Tandis que certains glosent déjà sur l'affaiblissement ou le "reflux" de Daesh en Iraq et en Syrie, les forces d'ISIS sont passées à l'offensive après leurs défaites récentes au nord de la Syrie, face aux forces loyalistes d'Assad et aux Kurdes.
ISIS a perdu des positions importantes, dont le passage sur la frontière turque de Tal-Abyad, ainsi que la base militaire de la brigade 93 à 50km au nord de Raqqa. L'avance des Kurdes soutenus par les frappes aériennes de la coalition internationale menace donc désormais Raqqa, la capitale administrative du nouveau Califat d'ISIS.
Au moment, à l'ouest, les troupes syriennes d'Assad ont repris des positions sur la route vers Palmyre.
Pourtant, ISIS est repassé àl'offensive depuis une semaine, grâce à un de ces redéploiements rapides qu'il maîtrise parfaitement. Par des changements de centres de gravité, ISIS a relancé ses forces contre Hassaké, une ville importante, tenue par les forces d'Assad, avec en arrière des positions kurdes.
Cette ville a déjà été la cible d'offensives, qui ont d'ailleurs entraîné de nombreuses frappes aériennes de la coalition (en soutien "de facto" des troupes d'Assad).

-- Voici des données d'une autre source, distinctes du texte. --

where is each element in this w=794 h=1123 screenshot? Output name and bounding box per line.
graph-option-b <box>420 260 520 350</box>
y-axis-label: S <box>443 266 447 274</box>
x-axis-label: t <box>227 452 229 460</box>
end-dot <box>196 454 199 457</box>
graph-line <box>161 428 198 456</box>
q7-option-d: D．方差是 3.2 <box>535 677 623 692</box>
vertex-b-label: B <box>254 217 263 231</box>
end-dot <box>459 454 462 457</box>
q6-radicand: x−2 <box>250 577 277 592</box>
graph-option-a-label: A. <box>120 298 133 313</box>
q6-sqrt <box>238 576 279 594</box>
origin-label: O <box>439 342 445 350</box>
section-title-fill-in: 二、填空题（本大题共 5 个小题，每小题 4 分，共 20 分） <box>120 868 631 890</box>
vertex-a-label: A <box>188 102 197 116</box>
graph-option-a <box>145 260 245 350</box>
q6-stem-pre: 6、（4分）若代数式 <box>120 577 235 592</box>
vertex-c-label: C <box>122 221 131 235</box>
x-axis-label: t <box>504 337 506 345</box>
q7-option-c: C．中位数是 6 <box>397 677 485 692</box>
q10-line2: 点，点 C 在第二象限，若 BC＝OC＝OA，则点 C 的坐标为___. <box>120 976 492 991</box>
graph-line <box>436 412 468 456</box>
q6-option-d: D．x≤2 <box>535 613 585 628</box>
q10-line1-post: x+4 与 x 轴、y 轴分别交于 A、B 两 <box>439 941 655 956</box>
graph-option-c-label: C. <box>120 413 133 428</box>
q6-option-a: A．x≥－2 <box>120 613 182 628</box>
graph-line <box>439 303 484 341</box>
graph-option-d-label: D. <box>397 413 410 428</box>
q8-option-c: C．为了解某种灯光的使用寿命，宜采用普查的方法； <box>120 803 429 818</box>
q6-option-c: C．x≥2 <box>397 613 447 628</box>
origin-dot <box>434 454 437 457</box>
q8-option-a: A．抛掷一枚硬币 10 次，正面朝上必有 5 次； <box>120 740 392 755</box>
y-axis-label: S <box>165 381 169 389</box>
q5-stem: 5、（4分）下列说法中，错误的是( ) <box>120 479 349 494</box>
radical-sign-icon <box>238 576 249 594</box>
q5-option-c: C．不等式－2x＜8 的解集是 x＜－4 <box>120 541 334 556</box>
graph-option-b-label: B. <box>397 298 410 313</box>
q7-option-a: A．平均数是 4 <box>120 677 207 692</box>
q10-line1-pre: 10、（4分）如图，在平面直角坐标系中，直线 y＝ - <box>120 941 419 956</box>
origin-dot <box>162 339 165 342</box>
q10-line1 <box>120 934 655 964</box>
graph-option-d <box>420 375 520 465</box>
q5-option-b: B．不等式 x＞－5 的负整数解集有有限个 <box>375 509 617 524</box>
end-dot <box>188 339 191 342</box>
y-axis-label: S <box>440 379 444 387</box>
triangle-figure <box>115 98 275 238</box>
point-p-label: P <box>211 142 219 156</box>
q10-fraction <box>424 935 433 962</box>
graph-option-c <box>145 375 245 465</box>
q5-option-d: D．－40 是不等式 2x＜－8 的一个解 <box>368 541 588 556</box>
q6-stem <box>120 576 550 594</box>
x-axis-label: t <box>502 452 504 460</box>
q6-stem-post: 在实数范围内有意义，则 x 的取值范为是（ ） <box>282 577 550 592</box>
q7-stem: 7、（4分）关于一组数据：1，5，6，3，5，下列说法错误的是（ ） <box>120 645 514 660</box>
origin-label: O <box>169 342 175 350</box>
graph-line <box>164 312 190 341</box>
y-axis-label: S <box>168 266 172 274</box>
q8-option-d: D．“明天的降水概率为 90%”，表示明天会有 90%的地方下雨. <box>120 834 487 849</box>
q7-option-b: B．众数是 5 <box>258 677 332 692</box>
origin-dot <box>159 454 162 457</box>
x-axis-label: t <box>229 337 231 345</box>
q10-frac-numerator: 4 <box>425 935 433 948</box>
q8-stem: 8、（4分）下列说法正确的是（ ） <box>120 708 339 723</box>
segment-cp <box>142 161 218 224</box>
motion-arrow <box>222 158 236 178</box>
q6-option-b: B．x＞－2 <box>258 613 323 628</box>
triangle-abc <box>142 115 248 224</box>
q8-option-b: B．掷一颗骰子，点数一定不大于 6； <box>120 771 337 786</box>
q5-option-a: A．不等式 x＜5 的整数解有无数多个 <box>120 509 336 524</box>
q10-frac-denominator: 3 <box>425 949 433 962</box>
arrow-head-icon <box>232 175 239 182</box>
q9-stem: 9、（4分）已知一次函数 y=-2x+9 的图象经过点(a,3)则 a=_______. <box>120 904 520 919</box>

Ce qui est intéressant est d'analyser la méthode d'ISIS, qui démontre une maîtrise du niveau opérationnel de la guerre.
L'équation à résoudre était simple : comment bloquer la menace kurde (vers Raqqa) tout en contre-balançant la série d'échecs subis depuis quelques semaines ?
En attaquant le camp le plus faible des forces en présence : les forces syriennes d'Assad, à bout de souffle, et prises en étau entre la rebellion syrienne (jihadiste et non jihadiste) et les forces d'ISIS, sur une position "partagée" avec les Kurdes (qui seront donc obligés d'affaiblir leur effort actuel, en renvoyant des forces vers le nord).
Hassaké est la position idéale, puisque les deux forces : troupes d'Assad et troupes kurdes sont présente. De plus, la ville d'Hassaké est une ville importante de Syrie (chef-lieu du gouvernorat d'Hassaké), et surtout elle est proche de la frontière turque et permettrait donc de réouvrir un passage vers la Turquie, indispensable pour l'économie de guerre de d'ISIS.
Comment dans ce contexte frapper par surprise un ennemi qui risque de percer ce plan simple et logique ?
En organisant un raid de feinte contre Kobané, hautement médiatisé, et dont la valeur symbolique dépasse l'importance tactique.
C'est ce qui s'est fait par une opération menée avec efficacité, et démontrant une nouvelle fois la maîtrise tactique et opérationnelle des chefs militaires de Daesh :
- raid contre Kobané, destiné à marquer les esprits (200 civils ont été massacrés en quelques heures par les troupes de Daesh)
- offensive planifiée et en cours d'exécution contre Hassaké, avec alternance d'attaque contre les syriens d'Assad (dans Hassaké où après la prison centrale, le stade municipal seraient tombés hier), et les Kurdes (vers la frontière turque par Tel Brak), en fonction des résistances.
Au 28 juin 2015, la ville est partiellement contrôlée par les troupes d'ISIS, qui marquent des points contre les troupes d'Assad (123ème brigade de la 3ème division blindée syrienne renforcée par des bataillons du parti Baas), tout en ciblant les points de passage de Tal Halaf (qui est aussi un site néolithique de première importance, qui a déjà subi des fouilles clandestines menées par les trafiquants) et de Nusaybin (contrôlé par les troupes d'Assad).
Voici la carte de la situation au 21/06 (carte de source israèlienne) :

Voici la carte actualisée (même source) :

La position des forces syriennes d'Assad est difficile (en orange sur la carte), mais les renforts affluent (154ème brigade des forces spéciales le 26/06 et surtout la célèbre 104ème brigade aéroportée de la Garde nationale syrienne du Major General Issam Zahreddine, véritable "pompier" des forces syriennes d'Assad qui serait arrivée aujourd'hui).
Signalons que les brigades de l'armée syrienne encadrent quelques centaines d'hommes (et sont donc plus proches de bataillons, ou de petits régiments).
Derrière le rideau dressé à Kobané, Daesh attaque à Hassaké, ce qui montre que le "début de la fin" est encore loin pour ce régime totalitaire destructeur.